I came to understand that Buddhism was not simply about detachment. It also teaches us to replace unwholesome mental states with wholesome ones.

Detachment was the tool to cease unwholesome mental states.

Faith, love and connection (all positive mental states) are possible to build in Buddhism while maintaining zest for life.

That understanding brought me joy and relief, as the mental dissonance faded away. 

As I meditated, a non-linguistic insight arose: I felt animalistic, and I was trapped by my conditioning, reacting automatically to pleasure and pain.

Gradually, as my attention shifted, the emotions subsided, and the impermanence of afflictions became clear.

With the insights, I felt free with a subtle happiness. This liberating mental state is likely the main solution to my problems.

My Current Status with Buddhism

With a couple of months passing by, even a basic understanding of Buddhism has helped me in the following ways:

  1. Lowering unnecessary stimuli, which creates mental space for calm.
  2. Labelling unwholesome or useless thoughts, which makes it easier to let them go.
  3. Examining which mental narratives are useful in managing my emotions and understanding their causes

I’m still building my faith and understanding towards Buddhists. Undoubtedly, I still have many questions. The main one being: Buddhism teaches about conditions and training of the mind.

When conditions are not advantageous, how well can I detach?

I have struggled with this question sometimes when life is challenging, and I am still experimenting with the techniques and skillful narratives. Nevertheless, I look to the Buddhist path ahead with hope, joy, and gratitude.

Thanks for reading. Sukhi hontu (May you be well and happy)!

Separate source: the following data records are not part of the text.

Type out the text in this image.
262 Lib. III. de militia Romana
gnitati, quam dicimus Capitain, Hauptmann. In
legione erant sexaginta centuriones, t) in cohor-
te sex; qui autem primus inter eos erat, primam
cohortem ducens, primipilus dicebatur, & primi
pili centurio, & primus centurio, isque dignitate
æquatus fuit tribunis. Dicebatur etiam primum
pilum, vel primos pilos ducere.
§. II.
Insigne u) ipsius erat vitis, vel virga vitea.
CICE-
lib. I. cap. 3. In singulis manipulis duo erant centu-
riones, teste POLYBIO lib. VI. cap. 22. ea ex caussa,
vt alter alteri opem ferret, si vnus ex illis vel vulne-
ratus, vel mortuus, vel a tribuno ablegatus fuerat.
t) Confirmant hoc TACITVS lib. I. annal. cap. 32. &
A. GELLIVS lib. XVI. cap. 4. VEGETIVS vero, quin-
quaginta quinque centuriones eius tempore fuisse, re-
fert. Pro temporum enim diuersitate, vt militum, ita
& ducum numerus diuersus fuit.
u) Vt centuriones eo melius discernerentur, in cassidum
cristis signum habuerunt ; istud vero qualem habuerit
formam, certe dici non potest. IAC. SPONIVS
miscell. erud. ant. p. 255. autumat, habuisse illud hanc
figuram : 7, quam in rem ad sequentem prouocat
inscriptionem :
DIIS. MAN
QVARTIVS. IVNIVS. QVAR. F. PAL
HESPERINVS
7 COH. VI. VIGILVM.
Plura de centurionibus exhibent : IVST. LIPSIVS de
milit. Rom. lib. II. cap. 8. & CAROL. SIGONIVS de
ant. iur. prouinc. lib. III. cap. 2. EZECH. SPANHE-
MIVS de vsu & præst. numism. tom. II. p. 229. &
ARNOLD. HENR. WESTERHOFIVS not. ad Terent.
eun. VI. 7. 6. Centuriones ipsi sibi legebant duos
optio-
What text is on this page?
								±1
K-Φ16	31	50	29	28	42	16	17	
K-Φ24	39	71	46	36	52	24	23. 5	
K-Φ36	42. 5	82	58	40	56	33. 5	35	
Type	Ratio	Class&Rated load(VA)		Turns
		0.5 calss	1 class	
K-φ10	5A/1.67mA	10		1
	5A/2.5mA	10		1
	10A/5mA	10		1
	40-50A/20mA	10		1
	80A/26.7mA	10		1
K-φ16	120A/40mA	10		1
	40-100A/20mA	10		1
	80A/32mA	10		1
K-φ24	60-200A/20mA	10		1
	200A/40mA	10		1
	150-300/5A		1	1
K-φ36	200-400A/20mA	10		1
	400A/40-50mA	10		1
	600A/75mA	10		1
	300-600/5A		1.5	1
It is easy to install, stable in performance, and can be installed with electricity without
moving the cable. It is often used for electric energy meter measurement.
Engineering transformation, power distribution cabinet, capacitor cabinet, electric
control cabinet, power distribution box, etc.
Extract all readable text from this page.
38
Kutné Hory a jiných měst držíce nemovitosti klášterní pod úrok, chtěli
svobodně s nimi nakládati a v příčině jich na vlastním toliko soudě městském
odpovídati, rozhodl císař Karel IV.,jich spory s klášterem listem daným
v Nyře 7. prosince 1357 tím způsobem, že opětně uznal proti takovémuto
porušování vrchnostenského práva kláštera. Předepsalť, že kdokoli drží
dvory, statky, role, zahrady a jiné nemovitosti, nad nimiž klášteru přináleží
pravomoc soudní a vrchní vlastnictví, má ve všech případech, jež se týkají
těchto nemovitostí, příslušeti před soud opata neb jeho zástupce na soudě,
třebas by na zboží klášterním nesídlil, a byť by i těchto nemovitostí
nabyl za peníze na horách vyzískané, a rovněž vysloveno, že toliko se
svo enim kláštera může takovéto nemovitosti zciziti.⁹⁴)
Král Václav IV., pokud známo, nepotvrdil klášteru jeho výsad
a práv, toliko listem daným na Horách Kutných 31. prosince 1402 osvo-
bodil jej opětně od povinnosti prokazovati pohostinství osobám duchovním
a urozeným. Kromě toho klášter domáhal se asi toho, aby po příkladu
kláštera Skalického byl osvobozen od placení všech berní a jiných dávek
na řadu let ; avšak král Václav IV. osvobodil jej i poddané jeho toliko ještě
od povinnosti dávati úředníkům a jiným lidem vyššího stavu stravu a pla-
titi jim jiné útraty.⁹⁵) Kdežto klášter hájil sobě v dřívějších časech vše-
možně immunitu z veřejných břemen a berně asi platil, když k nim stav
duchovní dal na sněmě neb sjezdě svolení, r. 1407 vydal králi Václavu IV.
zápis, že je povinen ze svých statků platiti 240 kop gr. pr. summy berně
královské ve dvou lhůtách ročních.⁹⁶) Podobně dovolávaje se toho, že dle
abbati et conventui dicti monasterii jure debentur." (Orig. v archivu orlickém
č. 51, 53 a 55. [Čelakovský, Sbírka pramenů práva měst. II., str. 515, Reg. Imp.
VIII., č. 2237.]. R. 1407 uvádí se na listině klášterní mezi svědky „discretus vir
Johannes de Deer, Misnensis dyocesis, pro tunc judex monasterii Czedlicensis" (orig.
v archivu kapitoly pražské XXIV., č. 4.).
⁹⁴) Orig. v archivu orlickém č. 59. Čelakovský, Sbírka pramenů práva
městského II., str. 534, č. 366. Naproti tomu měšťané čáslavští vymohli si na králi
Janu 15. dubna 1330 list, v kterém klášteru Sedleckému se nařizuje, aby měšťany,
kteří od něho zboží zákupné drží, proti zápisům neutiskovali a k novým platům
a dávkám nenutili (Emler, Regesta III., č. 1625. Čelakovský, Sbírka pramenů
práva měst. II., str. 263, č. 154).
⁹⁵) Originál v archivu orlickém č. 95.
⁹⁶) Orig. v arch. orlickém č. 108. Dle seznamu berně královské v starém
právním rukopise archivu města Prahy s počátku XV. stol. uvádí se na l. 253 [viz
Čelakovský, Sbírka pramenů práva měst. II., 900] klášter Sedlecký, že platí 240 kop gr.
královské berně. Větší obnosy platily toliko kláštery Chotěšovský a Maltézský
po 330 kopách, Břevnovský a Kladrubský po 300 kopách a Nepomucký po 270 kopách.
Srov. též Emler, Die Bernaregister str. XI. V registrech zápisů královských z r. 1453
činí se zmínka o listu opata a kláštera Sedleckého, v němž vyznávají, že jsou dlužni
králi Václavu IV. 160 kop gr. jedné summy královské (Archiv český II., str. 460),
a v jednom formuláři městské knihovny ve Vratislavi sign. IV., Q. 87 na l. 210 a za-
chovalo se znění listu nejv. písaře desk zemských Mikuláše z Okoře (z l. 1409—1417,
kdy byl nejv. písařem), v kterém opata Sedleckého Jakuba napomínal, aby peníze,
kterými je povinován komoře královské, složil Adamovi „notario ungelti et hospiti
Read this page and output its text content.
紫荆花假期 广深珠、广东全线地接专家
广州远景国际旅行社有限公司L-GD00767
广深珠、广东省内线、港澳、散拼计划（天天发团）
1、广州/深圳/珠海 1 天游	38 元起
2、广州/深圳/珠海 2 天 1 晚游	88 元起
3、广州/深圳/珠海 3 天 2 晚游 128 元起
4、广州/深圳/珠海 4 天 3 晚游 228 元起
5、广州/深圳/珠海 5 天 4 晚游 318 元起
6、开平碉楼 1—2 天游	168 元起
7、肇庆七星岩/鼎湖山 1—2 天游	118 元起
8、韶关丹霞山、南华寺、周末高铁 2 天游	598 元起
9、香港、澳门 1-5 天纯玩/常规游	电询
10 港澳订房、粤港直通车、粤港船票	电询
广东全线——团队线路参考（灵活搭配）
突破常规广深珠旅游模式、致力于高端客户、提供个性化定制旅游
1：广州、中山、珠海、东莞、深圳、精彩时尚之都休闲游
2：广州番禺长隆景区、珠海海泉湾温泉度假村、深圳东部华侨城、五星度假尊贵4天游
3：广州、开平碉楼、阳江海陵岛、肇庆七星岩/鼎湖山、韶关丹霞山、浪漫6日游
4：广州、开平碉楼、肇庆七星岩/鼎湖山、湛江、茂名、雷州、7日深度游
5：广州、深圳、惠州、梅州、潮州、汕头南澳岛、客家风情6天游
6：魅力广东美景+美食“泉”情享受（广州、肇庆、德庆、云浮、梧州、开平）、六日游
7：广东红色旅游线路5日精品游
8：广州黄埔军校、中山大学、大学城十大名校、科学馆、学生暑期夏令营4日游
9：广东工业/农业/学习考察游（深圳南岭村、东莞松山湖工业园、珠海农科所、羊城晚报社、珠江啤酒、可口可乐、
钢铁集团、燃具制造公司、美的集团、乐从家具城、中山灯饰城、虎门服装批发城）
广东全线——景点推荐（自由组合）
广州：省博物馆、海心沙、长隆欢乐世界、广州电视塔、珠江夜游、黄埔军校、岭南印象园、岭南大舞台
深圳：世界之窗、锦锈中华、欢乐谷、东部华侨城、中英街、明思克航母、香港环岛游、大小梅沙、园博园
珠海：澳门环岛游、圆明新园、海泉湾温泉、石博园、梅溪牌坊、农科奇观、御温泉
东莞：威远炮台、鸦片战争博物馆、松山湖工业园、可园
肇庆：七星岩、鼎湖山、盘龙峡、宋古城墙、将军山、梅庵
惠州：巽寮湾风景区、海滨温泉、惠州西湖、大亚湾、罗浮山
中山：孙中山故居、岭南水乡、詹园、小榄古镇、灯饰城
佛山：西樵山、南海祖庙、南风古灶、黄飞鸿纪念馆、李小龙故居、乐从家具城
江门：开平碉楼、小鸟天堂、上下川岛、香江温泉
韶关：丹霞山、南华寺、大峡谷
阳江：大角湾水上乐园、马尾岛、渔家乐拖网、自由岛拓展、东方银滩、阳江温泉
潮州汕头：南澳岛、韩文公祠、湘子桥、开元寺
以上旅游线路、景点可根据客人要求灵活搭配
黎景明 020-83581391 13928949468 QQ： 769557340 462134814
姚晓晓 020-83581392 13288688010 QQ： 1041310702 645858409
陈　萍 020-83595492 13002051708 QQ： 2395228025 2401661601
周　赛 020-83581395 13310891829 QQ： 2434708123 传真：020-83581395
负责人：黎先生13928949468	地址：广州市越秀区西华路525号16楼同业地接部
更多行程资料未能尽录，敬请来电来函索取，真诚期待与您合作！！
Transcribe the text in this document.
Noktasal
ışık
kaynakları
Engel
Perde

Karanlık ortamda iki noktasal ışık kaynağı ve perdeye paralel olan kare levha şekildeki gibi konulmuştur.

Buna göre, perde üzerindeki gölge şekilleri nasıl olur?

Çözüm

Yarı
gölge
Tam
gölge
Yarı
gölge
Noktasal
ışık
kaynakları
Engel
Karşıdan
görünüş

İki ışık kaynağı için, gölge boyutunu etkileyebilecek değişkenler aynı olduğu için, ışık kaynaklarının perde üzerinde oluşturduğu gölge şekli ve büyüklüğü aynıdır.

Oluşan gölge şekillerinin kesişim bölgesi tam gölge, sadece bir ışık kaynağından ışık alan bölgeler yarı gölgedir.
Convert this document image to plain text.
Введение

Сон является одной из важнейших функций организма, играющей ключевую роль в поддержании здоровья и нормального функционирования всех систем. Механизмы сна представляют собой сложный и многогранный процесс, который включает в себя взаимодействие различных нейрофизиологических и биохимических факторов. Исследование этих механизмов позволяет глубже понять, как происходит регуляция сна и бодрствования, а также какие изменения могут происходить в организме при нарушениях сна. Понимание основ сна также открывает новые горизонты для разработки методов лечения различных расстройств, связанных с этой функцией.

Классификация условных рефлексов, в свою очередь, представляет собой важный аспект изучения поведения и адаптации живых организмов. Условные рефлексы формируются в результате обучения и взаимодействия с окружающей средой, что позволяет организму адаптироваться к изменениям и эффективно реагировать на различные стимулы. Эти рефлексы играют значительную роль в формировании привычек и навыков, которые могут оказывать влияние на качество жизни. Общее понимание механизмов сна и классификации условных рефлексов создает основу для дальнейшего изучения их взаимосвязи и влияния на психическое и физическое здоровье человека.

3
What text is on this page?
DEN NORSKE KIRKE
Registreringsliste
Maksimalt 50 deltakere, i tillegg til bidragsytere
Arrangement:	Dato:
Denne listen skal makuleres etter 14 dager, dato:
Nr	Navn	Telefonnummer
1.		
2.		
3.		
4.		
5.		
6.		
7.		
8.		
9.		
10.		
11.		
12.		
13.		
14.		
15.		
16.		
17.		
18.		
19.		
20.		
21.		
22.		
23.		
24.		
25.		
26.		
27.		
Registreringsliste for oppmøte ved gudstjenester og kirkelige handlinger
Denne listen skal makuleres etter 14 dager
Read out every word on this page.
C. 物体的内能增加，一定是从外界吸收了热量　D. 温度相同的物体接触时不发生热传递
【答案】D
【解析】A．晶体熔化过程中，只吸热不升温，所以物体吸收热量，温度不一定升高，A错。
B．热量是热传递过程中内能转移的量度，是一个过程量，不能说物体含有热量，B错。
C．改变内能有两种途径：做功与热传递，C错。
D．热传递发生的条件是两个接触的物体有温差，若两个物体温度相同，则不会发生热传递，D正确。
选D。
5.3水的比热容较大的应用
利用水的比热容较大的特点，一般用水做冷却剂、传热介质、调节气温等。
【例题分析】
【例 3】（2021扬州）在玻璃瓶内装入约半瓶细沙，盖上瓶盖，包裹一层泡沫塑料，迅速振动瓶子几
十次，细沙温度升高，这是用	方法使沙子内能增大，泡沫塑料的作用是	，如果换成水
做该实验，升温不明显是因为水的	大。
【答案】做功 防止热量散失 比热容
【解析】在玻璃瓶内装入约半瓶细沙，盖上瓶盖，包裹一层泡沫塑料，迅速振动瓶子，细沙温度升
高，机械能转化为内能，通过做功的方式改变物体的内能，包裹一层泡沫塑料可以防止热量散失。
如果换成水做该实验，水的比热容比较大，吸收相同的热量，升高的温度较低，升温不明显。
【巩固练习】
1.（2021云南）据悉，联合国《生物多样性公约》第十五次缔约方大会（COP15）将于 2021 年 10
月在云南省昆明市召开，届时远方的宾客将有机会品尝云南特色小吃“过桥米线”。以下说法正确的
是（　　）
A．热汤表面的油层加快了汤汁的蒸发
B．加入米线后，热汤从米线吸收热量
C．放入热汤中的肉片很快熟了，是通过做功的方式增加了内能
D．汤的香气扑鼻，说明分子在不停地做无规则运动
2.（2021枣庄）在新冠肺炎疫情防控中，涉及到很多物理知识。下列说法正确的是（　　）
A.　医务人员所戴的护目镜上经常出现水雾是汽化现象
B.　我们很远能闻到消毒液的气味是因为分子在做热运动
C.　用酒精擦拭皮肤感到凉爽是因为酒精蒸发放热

Disclaimer: This is just my personal journey through these two religions. I might have misunderstood certain concepts or missed key teachings, but I’m learning 🙂


Wise Steps:

  • Find a Community, Not Just a Concept. Don’t just read in isolation. Actively seek out a community of practitioners who can guide you, answer your questions, and provide a supportive environment to deepen your understanding.
  • Start with the Body. Mindfulness all starts from focusing and being aware of the body. Use physical sensation as your anchor to the present moment. It is the simplest and most direct path to mindfulness.
  • Trust the Dhamma as Your Guide. When navigating internal struggles, the Buddha’s teachings provide a time-tested framework. Turn to them for wisdom on transforming suffering into peace.